Leonard Caston Jr. (born November 13, 1943) is an American rhythm and blues songwriter, record producer, pianist and singer. He recorded for both the Chess and Motown labels in the 1960s and 1970s, and co-wrote or co-produced several major hit records, including Mitty Collier's "I Had A Talk With My Man" (1964), The Supremes' "Nathan Jones" (1971), Eddie Kendricks' "Keep On Truckin'" (1973) and "Boogie Down" (1974).

==Biography==
Caston was born in Chicago, the son of blues musician Leonard "Baby Doo" Caston. After spending some time in the US Army, in 1964 he joined Maurice McAlister, a fellow member of the Greater Harvest Church, in his vocal group, The Radiants. The group recorded for the Chess label (for whom Caston's father also recorded), and while working at the label Caston co-wrote, with Billy Davis, new words for James Cleveland's gospel song, "I Had A Talk With God Last Night". Recorded by Mitty Collier with secular lyrics as "I Had A Talk With My Man", it became a hit single (no. 41 on the Billboard Hot 100) in late 1964. Caston left the Radiants in 1965, after their first two hit singles, "Voice Your Choice" and "It Ain't No Big Thing", and began working as a session musician, songwriter and producer at Chess. He played piano on Fontella Bass' hit "Rescue Me", and also worked with singers Bobby McClure, Jan Bradley and Laura Lee. He returned to work with the Radiants in 1967, writing and producing their final hit, "Hold On".

==Motown years==
Caston left Chess in 1968, and joined Motown Records in Detroit, where he worked with songwriter Kathy Wakefield, and writer and producer Frank Wilson. He co-wrote "Nathan Jones" with Wakefield; the song was recorded by The Supremes, produced by Wilson, and rose to #16 on the Hot 100 in 1971. Caston then worked with co-producer Wilson and co-writer Anita Poree to revive the career of ex-Temptations lead singer Eddie Kendricks. He co-wrote "Girl You Need a Change of Mind", and co-wrote, co-produced and played keyboards on "Keep On Truckin''" and "Boogie Down", which both reached no. 1 on the Billboard Soul chart in 1973-74. He also co-wrote and co-produced several of Kendricks' later albums and singles for Motown. Several of his songs were recorded by other artists, including the Four Tops, Stevie Wonder, and the Jackson 5, and he was nominated for a Grammy in 1975.
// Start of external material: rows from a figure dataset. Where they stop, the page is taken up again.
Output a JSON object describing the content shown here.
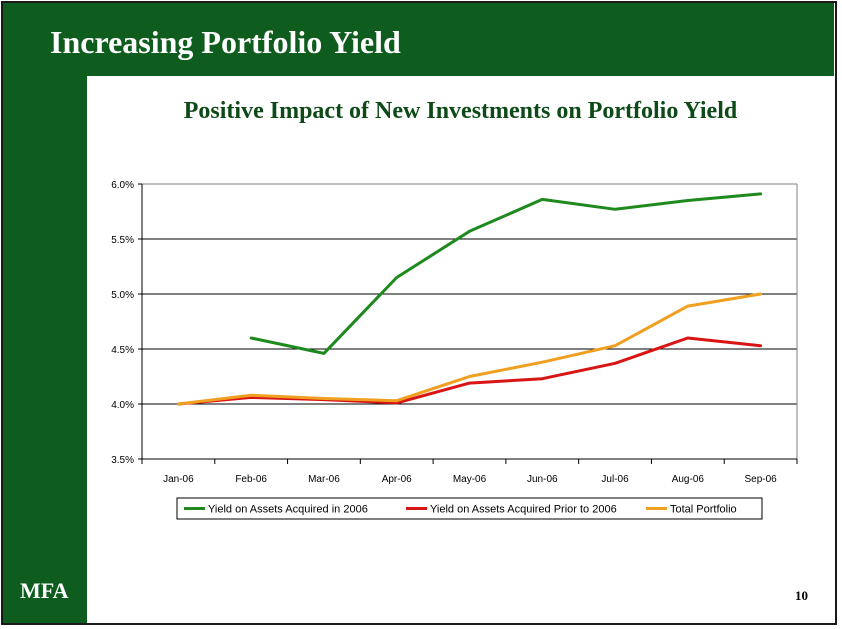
{
  "slide": {
    "title": "Increasing Portfolio Yield",
    "logo": "MFA",
    "page_number": "10",
    "brand_color": "#0e5c1e"
  },
  "chart_data": {
    "type": "line",
    "title": "Positive Impact of New Investments on Portfolio Yield",
    "xlabel": "",
    "ylabel": "",
    "categories": [
      "Jan-06",
      "Feb-06",
      "Mar-06",
      "Apr-06",
      "May-06",
      "Jun-06",
      "Jul-06",
      "Aug-06",
      "Sep-06"
    ],
    "y_ticks": [
      "6.0%",
      "5.5%",
      "5.0%",
      "4.5%",
      "4.0%",
      "3.5%"
    ],
    "ylim": [
      3.5,
      6.0
    ],
    "grid": true,
    "legend_position": "bottom",
    "series": [
      {
        "name": "Yield on Assets Acquired in 2006",
        "color": "#1e8a1e",
        "values": [
          null,
          4.6,
          4.46,
          5.15,
          5.57,
          5.86,
          5.77,
          5.85,
          5.91
        ]
      },
      {
        "name": "Yield on Assets Acquired Prior to 2006",
        "color": "#d91414",
        "values": [
          4.0,
          4.06,
          4.04,
          4.01,
          4.19,
          4.23,
          4.37,
          4.6,
          4.53
        ]
      },
      {
        "name": "Total Portfolio",
        "color": "#f0a020",
        "values": [
          4.0,
          4.08,
          4.05,
          4.03,
          4.25,
          4.38,
          4.53,
          4.89,
          5.0
        ]
      }
    ]
  }
}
While at Motown, Caston also met, and later married, singer Carolyn Majors. They signed a contract as a recording duo, and, as Caston & Majors, recorded a gospel tinged self-titled album in 1974. The album was not a commercial success in the United States but contained the track "I'll Keep My Light In My Window", co-written by Caston with Terri McFaddin, which was later recorded by Diana Ross and Marvin Gaye, the Temptations, Ben Vereen, and in a Grammy-winning recording by the Mighty Clouds of Joy, among others. In the UK, 'Child of Love' was released as a single reaching a position of #55 in April 1975. A second Caston & Majors album was shelved, finally seeing the light of day in 2013 as part of a reissue of their Motown work. The duo left the company in 1977.

In 1979, he co-wrote and co-produced two tracks on Minnie Riperton's last album, Love Lives Forever, released after her death.

==Gospel years==
Caston and Majors later moved to California, where they worked together as pastors with the Christian Life Assembly in the Los Angeles area. In 1999, the couple moved to Harrisburg, Pennsylvania, where Caston became the Minister of Music of the Dayspring Ministries church, and established My-Lyn Music. They also continued to work with Frank Wilson, who had become a born again Christian minister. In 2002, Caston won a Billboard BMI Urban Music Award, and in 2004 he co-produced, with Billy Davis, the album 19 Days in New York by Australian singer Kate Ceberano. In 2008 he produced an album by Pennsylvania gospel singer and songwriter Dana Fields.